Used Abbey 8 and the old version which copes with different fonts. Introduced OCR and built it into into workflow so can point it at directories and it chugs through by itself. When start using OCR need a lexicon to start translating some of the material. also used OCR and mark up within the text to automatically produce a table of contents.
Martin Locock
- Welsh orthography
- Digraphs and diacritics
- Scanning for OCR
- Books from the ast
- Welsh Journals Online
Welsh orthography changes over time. Accents are not incidental characters but are quite common and if we don’t read them correctly we will devalue the resource.
How we capture images: over 300dpi is necessary and use greyscale and not bi-tonal otherwise the text blobs together.
How run it through the OCR: Books from the Past project deliberately done as a pilot to look at the issues of digitising text from a range of periods. Intention to provide scanned image and clean TEI text to accompany scans. Required OCR contractor to identify diacritics but then when cleaned by hand it was discovered that most were wrong. To measure accuracy need to compare it against a Welsh dictionary.
Is it essential? question of can we just ignore it – at the time of Books from the Past we decided no, we couldn’t just ignore it. Accents change the meaning so no cannot but in the future could perhaps handle it in different ways. There are strict rules about alternatives so may be able enhance search capabilities without harming the dataset. Stop words – need to think about Welsh stop words (equivalent of English ‘the’).

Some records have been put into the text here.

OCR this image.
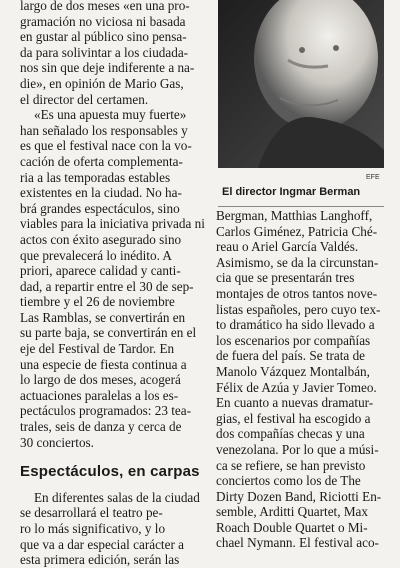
largo de dos meses «en una pro-
gramación no viciosa ni basada
en gustar al público sino pensa-
da para solivintar a los ciudada-
nos sin que deje indiferente a na-
die», en opinión de Mario Gas,
el director del certamen.

«Es una apuesta muy fuerte»
han señalado los responsables y
es que el festival nace con la vo-
cación de oferta complementa-
ria a las temporadas estables
existentes en la ciudad. No ha-
brá grandes espectáculos, sino
viables para la iniciativa privada ni
actos con éxito asegurado sino
que prevalecerá lo inédito. A
priori, aparece calidad y canti-
dad, a repartir entre el 30 de sep-
tiembre y el 26 de noviembre
Las Ramblas, se convertirán en
su parte baja, se convertirán en el
eje del Festival de Tardor. En
una especie de fiesta continua a
lo largo de dos meses, acogerá
actuaciones paralelas a los es-
pectáculos programados: 23 tea-
trales, seis de danza y cerca de
30 conciertos.

Espectáculos, en carpas

En diferentes salas de la ciudad
se desarrollará el teatro pe-
ro lo más significativo, y lo
que va a dar especial carácter a
esta primera edición, serán las

EFE
El director Ingmar Berman
Bergman, Matthias Langhoff,
Carlos Giménez, Patricia Ché-
reau o Ariel García Valdés.
Asimismo, se da la circunstan-
cia que se presentarán tres
montajes de otros tantos nove-
listas españoles, pero cuyo tex-
to dramático ha sido llevado a
los escenarios por compañías
de fuera del país. Se trata de
Manolo Vázquez Montalbán,
Félix de Azúa y Javier Tomeo.
En cuanto a nuevas dramatur-
gias, el festival ha escogido a
dos compañías checas y una
venezolana. Por lo que a músi-
ca se refiere, se han previsto
conciertos como los de The
Dirty Dozen Band, Riciotti En-
semble, Arditti Quartet, Max
Roach Double Quartet o Mi-
chael Nymann. El festival aco-
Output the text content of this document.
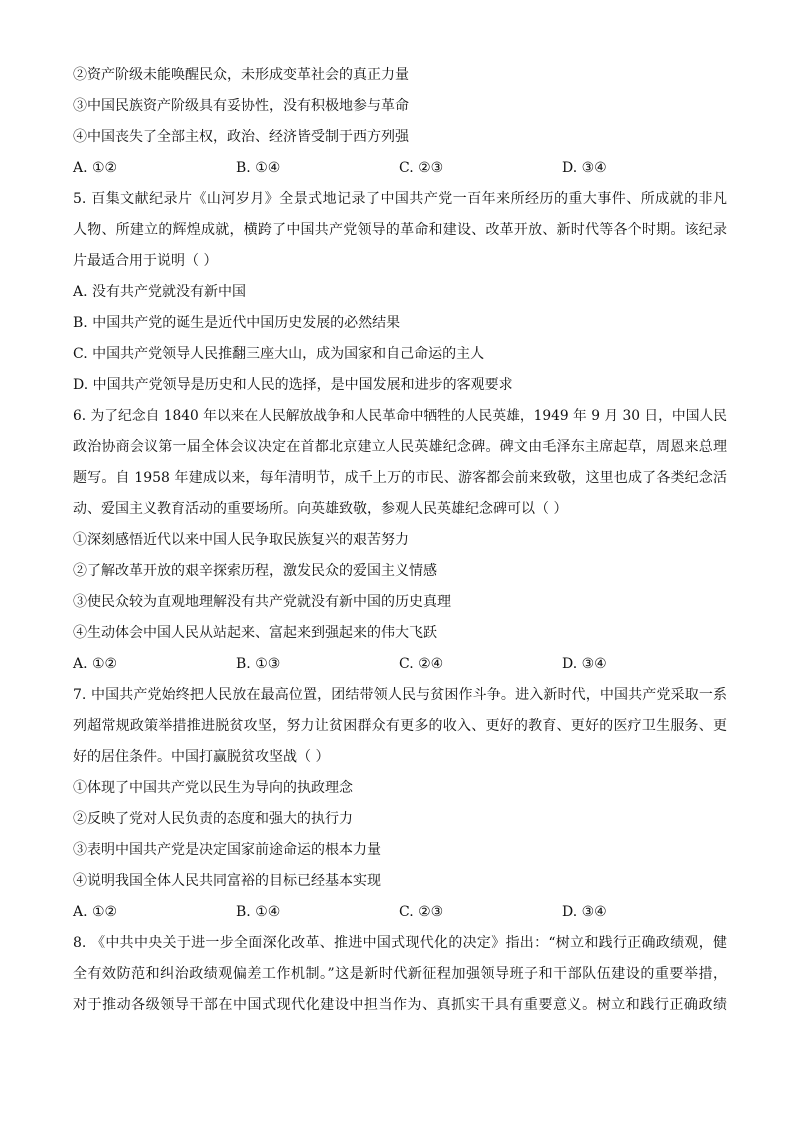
②资产阶级未能唤醒民众，未形成变革社会的真正力量
③中国民族资产阶级具有妥协性，没有积极地参与革命
④中国丧失了全部主权，政治、经济皆受制于西方列强
A. ①②	B. ①④	C. ②③	D. ③④
5. 百集文献纪录片《山河岁月》全景式地记录了中国共产党一百年来所经历的重大事件、所成就的非凡
人物、所建立的辉煌成就，横跨了中国共产党领导的革命和建设、改革开放、新时代等各个时期。该纪录
片最适合用于说明（ ）
A. 没有共产党就没有新中国
B. 中国共产党的诞生是近代中国历史发展的必然结果
C. 中国共产党领导人民推翻三座大山，成为国家和自己命运的主人
D. 中国共产党领导是历史和人民的选择，是中国发展和进步的客观要求
6. 为了纪念自 1840 年以来在人民解放战争和人民革命中牺牲的人民英雄，1949 年 9 月 30 日，中国人民
政治协商会议第一届全体会议决定在首都北京建立人民英雄纪念碑。碑文由毛泽东主席起草，周恩来总理
题写。自 1958 年建成以来，每年清明节，成千上万的市民、游客都会前来致敬，这里也成了各类纪念活
动、爱国主义教育活动的重要场所。向英雄致敬，参观人民英雄纪念碑可以（ ）
①深刻感悟近代以来中国人民争取民族复兴的艰苦努力
②了解改革开放的艰辛探索历程，激发民众的爱国主义情感
③使民众较为直观地理解没有共产党就没有新中国的历史真理
④生动体会中国人民从站起来、富起来到强起来的伟大飞跃
A. ①②	B. ①③	C. ②④	D. ③④
7. 中国共产党始终把人民放在最高位置，团结带领人民与贫困作斗争。进入新时代，中国共产党采取一系
列超常规政策举措推进脱贫攻坚，努力让贫困群众有更多的收入、更好的教育、更好的医疗卫生服务、更
好的居住条件。中国打赢脱贫攻坚战（ ）
①体现了中国共产党以民生为导向的执政理念
②反映了党对人民负责的态度和强大的执行力
③表明中国共产党是决定国家前途命运的根本力量
④说明我国全体人民共同富裕的目标已经基本实现
A. ①②	B. ①④	C. ②③	D. ③④
8. 《中共中央关于进一步全面深化改革、推进中国式现代化的决定》指出：“树立和践行正确政绩观，健
全有效防范和纠治政绩观偏差工作机制。”这是新时代新征程加强领导班子和干部队伍建设的重要举措，
对于推动各级领导干部在中国式现代化建设中担当作为、真抓实干具有重要意义。树立和践行正确政绩
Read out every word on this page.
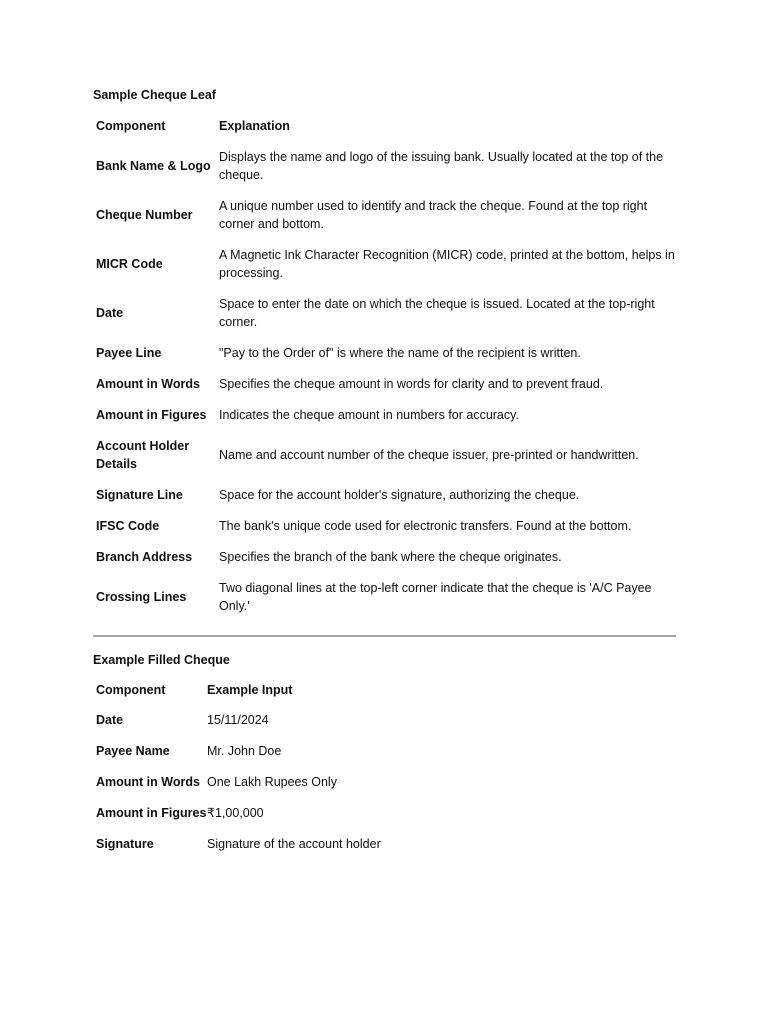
Sample Cheque Leaf

Component	Explanation
Bank Name & Logo	Displays the name and logo of the issuing bank. Usually located at the top of the cheque.
Cheque Number	A unique number used to identify and track the cheque. Found at the top right corner and bottom.
MICR Code	A Magnetic Ink Character Recognition (MICR) code, printed at the bottom, helps in processing.
Date	Space to enter the date on which the cheque is issued. Located at the top-right corner.
Payee Line	"Pay to the Order of" is where the name of the recipient is written.
Amount in Words	Specifies the cheque amount in words for clarity and to prevent fraud.
Amount in Figures	Indicates the cheque amount in numbers for accuracy.
Account Holder Details	Name and account number of the cheque issuer, pre-printed or handwritten.
Signature Line	Space for the account holder's signature, authorizing the cheque.
IFSC Code	The bank's unique code used for electronic transfers. Found at the bottom.
Branch Address	Specifies the branch of the bank where the cheque originates.
Crossing Lines	Two diagonal lines at the top-left corner indicate that the cheque is 'A/C Payee Only.'

Example Filled Cheque

Component	Example Input
Date	15/11/2024
Payee Name	Mr. John Doe
Amount in Words	One Lakh Rupees Only
Amount in Figures	₹1,00,000
Signature	Signature of the account holder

Welsh Journals Online – different project with different approach. Dealing with 20th century texts and assumption is that most people will be looking at the scanned page. About 40% of the content is Welsh so need to get it right. May be able to differentiate searching behaviour according to Welsh or English interface. Can apply special rules to Welsh language content. Have to work out how to deal with accents. May decide to normalise to unaccented form and work round it. Or could have a go at identifying them where possible although will be doing no manual editing to TEI so would have ton accept mistakes but it’s more a search issue than anything else as will be presenting the scanned form. One solution may be to have silent fuzzy searching (lookup tables) or ‘did you mean…”
Discussion
Paul Ell: we can set the software so that operater has to key in uncommon characters
JB: we just use plain ascii text. it’s all done automatically
PE: a lot of what we’ve done is based on statistical data and things really do have to be right. people quickly find the errors and it really destroys their faith in the material. so we have to do lots of testing
AC: do we present the OCR? on a complex thing like a newspaper it’s just a block of text but I think it’s a good thing to do for those who understand it but what do you do with all the people who don’t understand what OCR is and why it looks so terrible.
PE: I like the get-out clause of saying that this is the trade-off of digitising x million pages…
JB: we’re 98% character correct
PE: so there are quite a few word errors in that…
JB: my feeling is that it’s early days with OCR and admit that and be aware of those problems
PE: 98.99% accuracy asked for by Histpop and they kept something back. they did do some rekeying.